Toda ética comienza por ser capaces de ponernos en el lugar del otro.
La ruta
democrática supone el respeto al otro, y por tanto el abandono de prácticas
como la descalificación personal y moral del adversario. Esto incluye abandonar
la cómoda épica del bien contra el mal, donde siempre yo soy el bien y el otro
es el mal.
La ruta
democrática es pacífica o no es democrática.
La ruta
democrática radica por definición en la soberanía popular que es parte de
la soberanía nacional.

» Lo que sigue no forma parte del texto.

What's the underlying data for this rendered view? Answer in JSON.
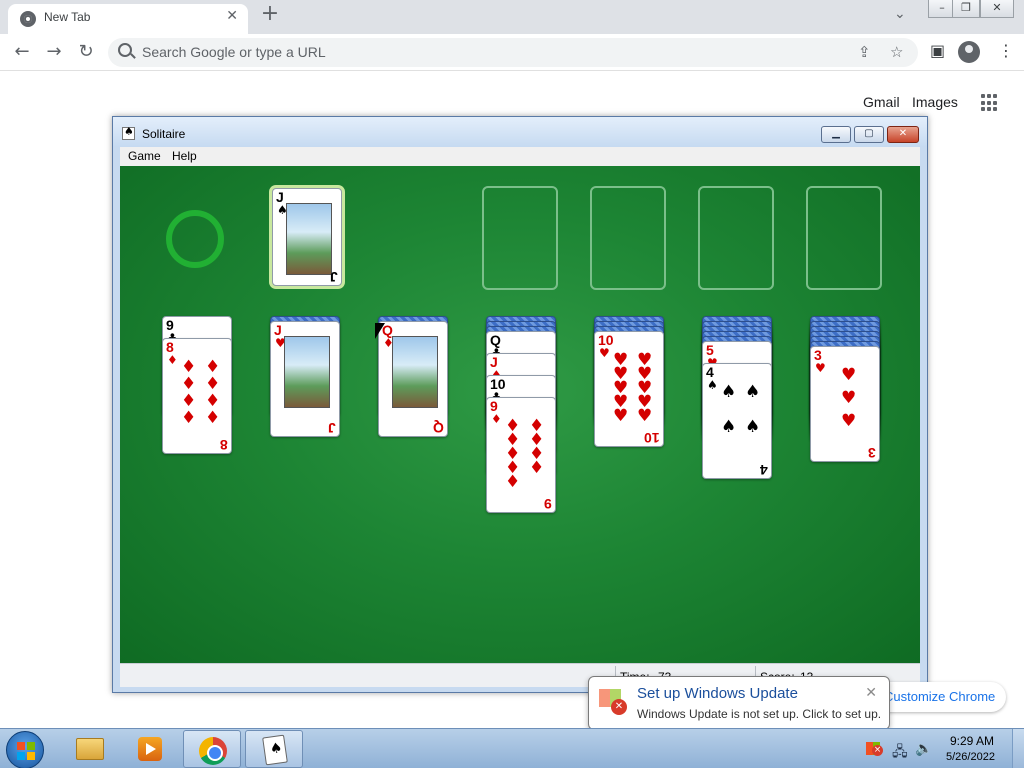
{
  "browser": {
    "tab_title": "New Tab",
    "omnibox_placeholder": "Search Google or type a URL",
    "ntp_links": {
      "gmail": "Gmail",
      "images": "Images"
    },
    "customize_label": "Customize Chrome"
  },
  "solitaire": {
    "title": "Solitaire",
    "menu": {
      "game": "Game",
      "help": "Help"
    },
    "status": {
      "time_label": "Time:",
      "time_value": "73",
      "score_label": "Score:",
      "score_value": "13"
    },
    "waste_card": {
      "rank": "J",
      "suit": "♠"
    },
    "tableau": [
      {
        "hidden": 0,
        "cards": [
          {
            "rank": "9",
            "suit": "♣"
          },
          {
            "rank": "8",
            "suit": "♦"
          }
        ]
      },
      {
        "hidden": 1,
        "cards": [
          {
            "rank": "J",
            "suit": "♥"
          }
        ]
      },
      {
        "hidden": 1,
        "cards": [
          {
            "rank": "Q",
            "suit": "♦"
          }
        ]
      },
      {
        "hidden": 3,
        "cards": [
          {
            "rank": "Q",
            "suit": "♣"
          },
          {
            "rank": "J",
            "suit": "♦"
          },
          {
            "rank": "10",
            "suit": "♣"
          },
          {
            "rank": "9",
            "suit": "♦"
          }
        ]
      },
      {
        "hidden": 3,
        "cards": [
          {
            "rank": "10",
            "suit": "♥"
          }
        ]
      },
      {
        "hidden": 5,
        "cards": [
          {
            "rank": "5",
            "suit": "♥"
          },
          {
            "rank": "4",
            "suit": "♠"
          }
        ]
      },
      {
        "hidden": 6,
        "cards": [
          {
            "rank": "3",
            "suit": "♥"
          }
        ]
      }
    ]
  },
  "notification": {
    "title": "Set up Windows Update",
    "message": "Windows Update is not set up. Click to set up."
  },
  "taskbar": {
    "time": "9:29 AM",
    "date": "5/26/2022"
  },
  "colors": {
    "felt": "#1d8534",
    "card_red": "#d40000",
    "card_back": "#3d6ec7",
    "link_blue": "#1a73e8"
  }
}
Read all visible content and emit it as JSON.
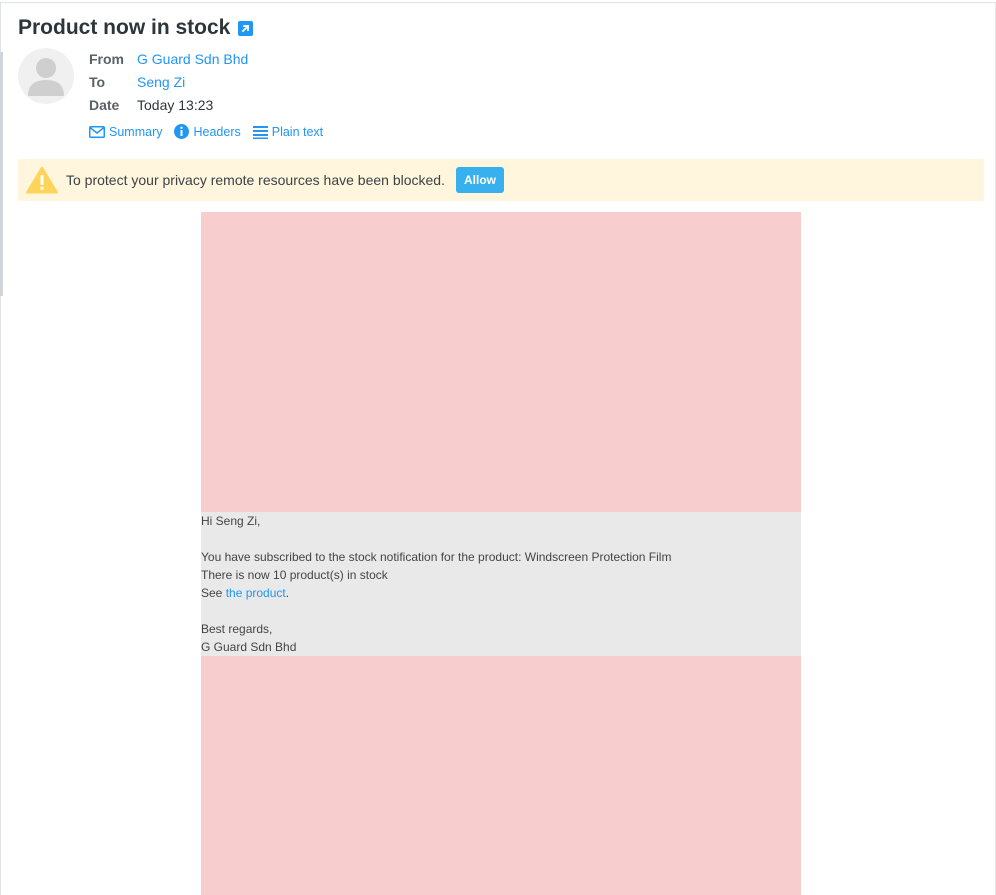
{
  "message": {
    "subject": "Product now in stock",
    "from_label": "From",
    "from_value": "G Guard Sdn Bhd",
    "to_label": "To",
    "to_value": "Seng Zi",
    "date_label": "Date",
    "date_value": "Today 13:23"
  },
  "view_links": {
    "summary": "Summary",
    "headers": "Headers",
    "plain_text": "Plain text"
  },
  "remote_warning": {
    "message": "To protect your privacy remote resources have been blocked.",
    "allow_label": "Allow"
  },
  "body": {
    "greeting": "Hi Seng Zi,",
    "line1": "You have subscribed to the stock notification for the product: Windscreen Protection Film",
    "line2": "There is now 10 product(s) in stock",
    "see_prefix": "See ",
    "product_link": "the product",
    "see_suffix": ".",
    "regards": "Best regards,",
    "signature": "G Guard Sdn Bhd"
  },
  "icons": {
    "open_external": "external-link-icon",
    "avatar": "user-avatar-icon",
    "summary": "envelope-icon",
    "headers": "info-icon",
    "plain_text": "lines-icon",
    "warning": "warning-triangle-icon"
  },
  "colors": {
    "accent": "#2196f3",
    "warning_bg": "#fff6dd",
    "blocked_image": "#f8cdcd",
    "body_bg": "#e9e9e9",
    "allow_button": "#37b0f0"
  }
}
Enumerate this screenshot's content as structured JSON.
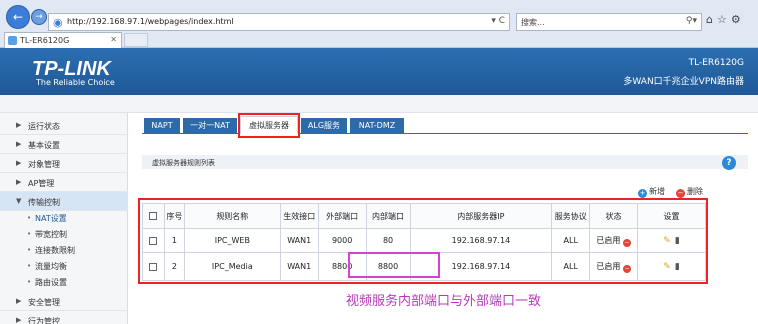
{
  "browser": {
    "url": "http://192.168.97.1/webpages/index.html",
    "url_controls": "▾ C",
    "search_placeholder": "搜索...",
    "tab_title": "TL-ER6120G"
  },
  "header": {
    "logo": "TP-LINK",
    "tagline": "The Reliable Choice",
    "model": "TL-ER6120G",
    "model_desc": "多WAN口千兆企业VPN路由器"
  },
  "sidebar": {
    "items": [
      {
        "label": "运行状态"
      },
      {
        "label": "基本设置"
      },
      {
        "label": "对象管理"
      },
      {
        "label": "AP管理"
      },
      {
        "label": "传输控制"
      },
      {
        "label": "安全管理"
      },
      {
        "label": "行为管控"
      }
    ],
    "subitems": [
      {
        "label": "NAT设置"
      },
      {
        "label": "带宽控制"
      },
      {
        "label": "连接数限制"
      },
      {
        "label": "流量均衡"
      },
      {
        "label": "路由设置"
      }
    ]
  },
  "tabs": [
    "NAPT",
    "一对一NAT",
    "虚拟服务器",
    "ALG服务",
    "NAT-DMZ"
  ],
  "panel": {
    "title": "虚拟服务器规则列表",
    "add_label": "新增",
    "delete_label": "删除"
  },
  "table": {
    "headers": [
      "序号",
      "规则名称",
      "生效接口",
      "外部端口",
      "内部端口",
      "内部服务器IP",
      "服务协议",
      "状态",
      "设置"
    ],
    "rows": [
      {
        "no": "1",
        "name": "IPC_WEB",
        "iface": "WAN1",
        "ext_port": "9000",
        "int_port": "80",
        "ip": "192.168.97.14",
        "proto": "ALL",
        "status": "已启用"
      },
      {
        "no": "2",
        "name": "IPC_Media",
        "iface": "WAN1",
        "ext_port": "8800",
        "int_port": "8800",
        "ip": "192.168.97.14",
        "proto": "ALL",
        "status": "已启用"
      }
    ]
  },
  "annotation": {
    "note": "视频服务内部端口与外部端口一致",
    "colors": {
      "red": "#e22222",
      "purple": "#d542d5"
    }
  }
}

Por lo que es soberanista y no admite tutelajes de
ningún polo de poder internacional.
Podríamos
borronear cien cuartillas abundando en cuánto más que voto es la ruta
democrática. Pero permítanme concluir subrayando que la ética política
descarta por impertinente el juicio moral respecto de las opiniones contrarias,
pues suele ocurrir que en nombre de pretendidos atributos espirituales la
acción termine en la ineficacia y ésta a su vez en la perpetuación del mal que
se quiere combatir. Con lo que lo moral viene a ser inmoral.
De
fariseos y de falsos profetas está llena la historia. Conviene no olvidarlo.